Seeking and remaining open to feedback does not mean that all feedback is equal and should be heeded. Listening and understanding does not equal adopting another’s perspective. We certainly need to be cautious of whose feedback we regard and the wisdom of any reviews we receive. However, pursuing growth without feedback means we’re on our own, striving to improve ourselves with only ourselves for direction. Is such growth possible? Absolutely. Is it wise? efficient? humble?
Reflect on Practice
The phrase measurable results ignites strong opinions and loud discussions among educators. Let’s remove standardized test scores from the current discussion and think instead about quantifiable elements that reveal important details about our practices.
For example, many teachers wait minimal amounts of time after asking questions.
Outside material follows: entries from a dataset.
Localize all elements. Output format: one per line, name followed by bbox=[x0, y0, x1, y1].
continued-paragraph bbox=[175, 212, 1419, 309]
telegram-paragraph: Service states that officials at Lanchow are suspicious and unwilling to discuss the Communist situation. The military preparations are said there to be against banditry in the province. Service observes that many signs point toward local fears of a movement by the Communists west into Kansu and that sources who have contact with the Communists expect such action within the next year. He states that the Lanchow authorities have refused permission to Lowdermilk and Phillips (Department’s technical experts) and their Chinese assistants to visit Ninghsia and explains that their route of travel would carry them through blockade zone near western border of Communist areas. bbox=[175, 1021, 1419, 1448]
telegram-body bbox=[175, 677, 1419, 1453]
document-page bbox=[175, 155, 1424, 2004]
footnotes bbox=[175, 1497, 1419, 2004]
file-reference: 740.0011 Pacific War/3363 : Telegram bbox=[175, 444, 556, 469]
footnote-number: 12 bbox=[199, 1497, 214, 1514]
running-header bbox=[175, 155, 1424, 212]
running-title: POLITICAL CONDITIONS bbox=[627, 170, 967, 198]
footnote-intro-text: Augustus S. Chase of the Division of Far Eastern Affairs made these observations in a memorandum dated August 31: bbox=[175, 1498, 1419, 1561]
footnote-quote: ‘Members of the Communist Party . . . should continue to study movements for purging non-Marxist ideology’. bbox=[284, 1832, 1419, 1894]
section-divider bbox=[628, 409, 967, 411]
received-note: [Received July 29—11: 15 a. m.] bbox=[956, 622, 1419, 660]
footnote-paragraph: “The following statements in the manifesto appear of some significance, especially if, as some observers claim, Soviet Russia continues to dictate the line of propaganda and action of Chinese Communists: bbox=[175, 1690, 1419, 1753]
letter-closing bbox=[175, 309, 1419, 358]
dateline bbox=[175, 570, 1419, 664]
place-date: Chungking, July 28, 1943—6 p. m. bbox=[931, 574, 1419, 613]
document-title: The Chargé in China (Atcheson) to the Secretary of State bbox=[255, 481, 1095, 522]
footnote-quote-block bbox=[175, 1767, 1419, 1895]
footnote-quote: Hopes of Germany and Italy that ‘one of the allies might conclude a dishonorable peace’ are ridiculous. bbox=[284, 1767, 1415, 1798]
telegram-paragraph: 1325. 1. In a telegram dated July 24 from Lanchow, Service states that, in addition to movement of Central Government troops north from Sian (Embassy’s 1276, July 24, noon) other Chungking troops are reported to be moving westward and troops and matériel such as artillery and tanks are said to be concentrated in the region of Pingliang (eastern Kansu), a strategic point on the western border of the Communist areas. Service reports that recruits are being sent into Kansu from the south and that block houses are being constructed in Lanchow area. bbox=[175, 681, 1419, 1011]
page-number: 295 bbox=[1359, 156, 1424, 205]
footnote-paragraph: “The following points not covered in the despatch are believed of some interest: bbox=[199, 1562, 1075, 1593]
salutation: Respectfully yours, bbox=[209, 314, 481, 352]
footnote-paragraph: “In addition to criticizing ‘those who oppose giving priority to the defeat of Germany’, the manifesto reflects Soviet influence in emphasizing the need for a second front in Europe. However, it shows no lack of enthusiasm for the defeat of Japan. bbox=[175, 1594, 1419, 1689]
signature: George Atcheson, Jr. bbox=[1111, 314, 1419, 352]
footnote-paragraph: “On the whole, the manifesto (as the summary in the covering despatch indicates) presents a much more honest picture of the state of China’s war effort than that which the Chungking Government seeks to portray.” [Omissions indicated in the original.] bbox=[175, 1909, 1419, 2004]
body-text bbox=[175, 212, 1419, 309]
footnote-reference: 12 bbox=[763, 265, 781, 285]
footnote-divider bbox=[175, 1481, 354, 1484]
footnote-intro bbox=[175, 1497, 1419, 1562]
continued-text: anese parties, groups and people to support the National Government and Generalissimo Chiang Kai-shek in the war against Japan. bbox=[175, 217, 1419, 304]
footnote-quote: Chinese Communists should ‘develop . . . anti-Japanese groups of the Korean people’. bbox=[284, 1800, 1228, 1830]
In fact, the average wait time is a single second—one tick of the clock passes between a teacher posing a question and calling on a student to reply. Simply increasing that to 3-7 seconds produces better responses, more student engagement, AND facilitates better questions.1 Wait time is measurable. It is something an observer could quantify. Knowing what our average wait times are could help us adopt better practices that would make us more effective.
Research also suggests that increasing the amount of instructive feedback we provide will increase and deepen learning. How many students receive feedback from you in a class period? This could be observed and could form a basis for improvement (or congratulations) in this area.
However, not everything worthwhile can be counted. For example, classroom atmosphere contributes to (or detracts from) learning. Classrooms with a “nurturing atmosphere,” in which our best teaching practices have optimal effect, are characterized by trust, motivation, and accountability. While we can practice behaviors that contribute to such an atmosphere, these traits can only be sensed. That does not diminish their importance or the possibility of getting feedback on them. For example, when you ask visitors to your classroom, office, or workplace to describe the atmosphere, what terms do they use? Those descriptors indicate the characteristics they sensed. If they describe something other than an optimal environment, we can work on changing ourselves so that our influence on the environment is in more positive directions. In other words, we can grow.
Pencil marks on a wall tell a story of growth. Apart from physical height, it’s a story we must continue to write if we are to remain effective. Challenge, feedback, and reflection produce the best personal stories.
References
Ferlazzo, L. & Hull-Sypnieski, K., “Developing a Self-Motivated Student Culture” (presentation at Learning and the Brain: Using Brain Science to Boost Social and Emotional Skills, February 2014).